Aunque no deseo deshonrar a mis hermanos, personalmente rechazo esta postura de “supervivencia”, porque nos desarma y nos distrae de la verdadera mentalidad de Cristo, que es de gran triunfo. El error que cometieron estos hermanos tiene dos aspectos:

  • 1-Confundieron el Reino con la Iglesia. No es lo mismo. La Iglesia debe vivir en el ámbito del dominio del Rey, pero, en sí misma, no es el Reino. Aunque el pecado infecta a la Iglesia, el Reino es el ámbito donde Dios reina. El pecado no puede penetrar en ese ámbito ni influir en él.
  • 2-Su preconcepto de una Iglesia débil llena de problemas en los últimos días les dificulta ver la promesa de Dios para el avivamiento. Es imposible tener fe si no tenemos esperanza. Esta forma de interpretación de Las Sagradas Escrituras ha paralizado a la Iglesia.

La parábola de la levadura ilustra la sutil pero abrumadora influencia del Reino en cualquier ambiente en el que se lo ubique. En estos días, Dios ha planeado ponernos en las situaciones más oscuras para demostrar su dominio. El joyero suele colocar los diamantes sobre un terciopelo negro. El brillo de la gema se destaca más contra un fondo oscuro. Lo mismo sucede con la Iglesia. La situación entenebrecida de las circunstancias mundiales se convierte en el telón de fondo sobre el cual Él expone a su gloriosa Iglesia. “Donde abundó el pecado, sobreabundó la gracia”.

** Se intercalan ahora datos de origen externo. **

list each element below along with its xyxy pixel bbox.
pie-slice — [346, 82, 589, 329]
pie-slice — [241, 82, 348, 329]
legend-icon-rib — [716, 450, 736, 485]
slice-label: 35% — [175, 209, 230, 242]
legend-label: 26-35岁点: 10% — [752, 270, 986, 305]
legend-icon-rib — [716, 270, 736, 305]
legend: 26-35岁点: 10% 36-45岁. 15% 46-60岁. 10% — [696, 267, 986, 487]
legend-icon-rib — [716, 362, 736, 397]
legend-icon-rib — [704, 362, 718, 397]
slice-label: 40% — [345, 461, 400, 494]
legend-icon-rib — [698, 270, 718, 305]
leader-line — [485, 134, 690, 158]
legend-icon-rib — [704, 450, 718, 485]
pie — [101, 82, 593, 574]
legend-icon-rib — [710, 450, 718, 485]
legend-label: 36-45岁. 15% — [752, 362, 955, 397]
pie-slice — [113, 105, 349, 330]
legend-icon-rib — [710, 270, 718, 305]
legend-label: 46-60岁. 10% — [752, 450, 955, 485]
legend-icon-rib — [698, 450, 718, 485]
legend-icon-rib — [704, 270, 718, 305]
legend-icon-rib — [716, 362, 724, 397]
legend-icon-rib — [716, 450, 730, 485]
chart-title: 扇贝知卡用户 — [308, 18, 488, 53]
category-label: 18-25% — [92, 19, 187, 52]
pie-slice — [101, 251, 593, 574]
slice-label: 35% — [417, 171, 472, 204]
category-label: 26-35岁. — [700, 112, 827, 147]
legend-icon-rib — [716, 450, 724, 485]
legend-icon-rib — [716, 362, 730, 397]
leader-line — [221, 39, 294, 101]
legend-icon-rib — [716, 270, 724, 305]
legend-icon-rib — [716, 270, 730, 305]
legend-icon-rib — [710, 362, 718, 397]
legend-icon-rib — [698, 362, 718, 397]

Cualquier evangelio que no funciona en medio de la gente común no funciona. Jesús invadió todos los ámbitos de la sociedad. Él iba donde había gente reunida Las personas eran su meta, y ÉL se convirtió en la meta de ellos.

Como iglesia vemos a hombres de negocios que utilizan los dones del Espíritu para descubrir las necesidades de sus colaboradores y clientes. Un jovencito que integra un equipo de futbol en su escuela secundaria le impuso las manos a un compañero que había debido abandonar un partido por una lesión en la pierna. Este fue sanado y regresó declarando que Dios lo había hecho. Una niñita de diez años le pidió a su mamá que la llevara al centro comercial para ver personas enfermas por las que pudiera orar. Un grupo de estudiantes se ubicaron en una mesa en una cafetería con un cartel que decía “oraciones gratis”. Hay grupos de personas que llevan comida a los hoteles de la zona para alcanzar a los necesitados. Algunos invaden los bares de mala muerte para orar por las personas que lo necesitan. Unos jovencitos en patineta van a hablar a sus pares. Donde hay gente, nosotros vamos.

¿A dónde lo lleva la vida? Vaya con la unción y vea cómo las imposibilidades se rinden ante el nombre de Jesús.